Ezio Carnazzola sta cercando di ricominciare a vivere. È da giovedì 28 giugno che la vita della sua famiglia è rimasta sospesa. Cercano tutti di farsi forza l'un l'altro, ma il pensiero di quella sera non si cancella. Anche se Denise fa di tutto per non darlo a vedere. Anche se sua sorella Adriana tenta di aiutarla. Anche se hanno una mamma fortissima, Benedetta, che porta un figlio in grembo. La pancia cresce sempre di più. Il bimbo è atteso a ottobre. Ma la gestazione è stata travagliata e messa in pericolo da quel colpo di pistola.
I fatti di nera sono così. Finiscono sui giornali in prima pagina, poi sempre un po' più indietro, poi spariscono.
Restano le famiglie spezzate a metà. Per questa ci ha pensato uno dei quattro spari partiti dalla carabina di Leonardo Zarrelli, assicuratore di Monte Olimpino. La sera del 28 giugno sparava dal sua balcone, ultimo piano di una casa in via Barberini, con una delle armi della sua collezione. Tre proiettili si sono conficcati nel muro vicino al cartello stradale in via Bellinzona, vicino alla fermata del bus.

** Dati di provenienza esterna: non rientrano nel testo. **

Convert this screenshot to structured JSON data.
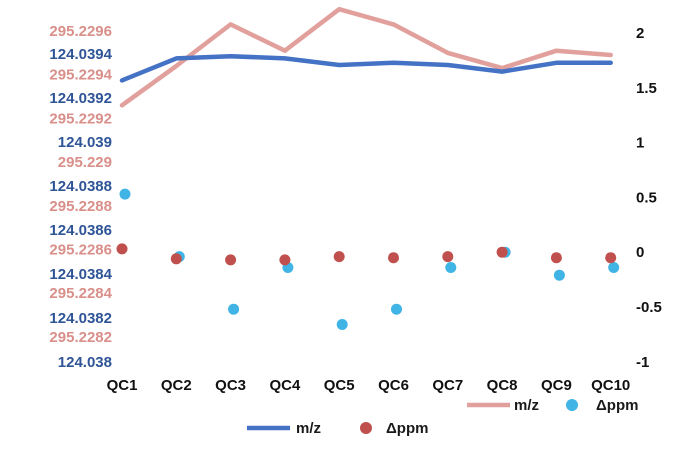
{
  "chart_data": {
    "type": "line",
    "categories": [
      "QC1",
      "QC2",
      "QC3",
      "QC4",
      "QC5",
      "QC6",
      "QC7",
      "QC8",
      "QC9",
      "QC10"
    ],
    "left_axis_pink": {
      "labels": [
        "295.2296",
        "295.2294",
        "295.2292",
        "295.229",
        "295.2288",
        "295.2286",
        "295.2284",
        "295.2282"
      ],
      "ylim": [
        295.2281,
        295.2297
      ]
    },
    "left_axis_blue": {
      "labels": [
        "124.0394",
        "124.0392",
        "124.039",
        "124.0388",
        "124.0386",
        "124.0384",
        "124.0382",
        "124.038"
      ],
      "ylim": [
        124.038,
        124.0395
      ]
    },
    "right_axis": {
      "labels": [
        "2",
        "1.5",
        "1",
        "0.5",
        "0",
        "-0.5",
        "-1"
      ],
      "ylim": [
        -1.1,
        2.1
      ]
    },
    "series": [
      {
        "name": "m/z",
        "kind": "line",
        "axis": "pink",
        "color": "#e2a09d",
        "values": [
          295.22926,
          295.22944,
          295.22963,
          295.22951,
          295.2297,
          295.22963,
          295.2295,
          295.22943,
          295.22951,
          295.22949
        ]
      },
      {
        "name": "Δppm",
        "kind": "scatter",
        "axis": "right",
        "color": "#41b4e6",
        "values": [
          0.53,
          -0.04,
          -0.52,
          -0.14,
          -0.66,
          -0.52,
          -0.14,
          0.0,
          -0.21,
          -0.14
        ]
      },
      {
        "name": "m/z",
        "kind": "line",
        "axis": "blue",
        "color": "#4472c4",
        "values": [
          124.03928,
          124.03938,
          124.03939,
          124.03938,
          124.03935,
          124.03936,
          124.03935,
          124.03932,
          124.03936,
          124.03936
        ]
      },
      {
        "name": "Δppm",
        "kind": "scatter",
        "axis": "right",
        "color": "#c0504d",
        "values": [
          0.03,
          -0.06,
          -0.07,
          -0.07,
          -0.04,
          -0.05,
          -0.04,
          0.0,
          -0.05,
          -0.05
        ]
      }
    ],
    "legend_row1": [
      {
        "label": "m/z",
        "series": 0
      },
      {
        "label": "Δppm",
        "series": 1
      }
    ],
    "legend_row2": [
      {
        "label": "m/z",
        "series": 2
      },
      {
        "label": "Δppm",
        "series": 3
      }
    ]
  }
}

«Uno le è entrato da qui - dice il papà indicando la scapola sinistra - e le è uscito da qui». E indica un punto sotto al braccio destro all'altezza della schiena. Una diagonale secca. La stessa linea che è partita dal balcone in via Barberini, altissimo rispetto a via Bellinzona, ed è finito in strada. Nel mezzo del tragitto c'era la schiena della bambina.
«Ora, io mi chiedo come sia possibile credere a lui quando dice che sparava al barattolo. Non poteva sparare in linea retta, sparava per forza verso il basso. Basta guardare dove sono finiti i proiettili e dov'è casa sua. Io quello non so neanche chi sia, non l'ho mai visto in faccia. E a momenti mi uccide la figlia. Cosa dovevo fare se mi restava la bambina paralizzata? Per me contestargli il tentato omicidio è poco, anzi è niente. E gli arresti domiciliari, è stato fortunato, meritava di più». Per la prima volta Carnazzola riesce a parlare di quella sera.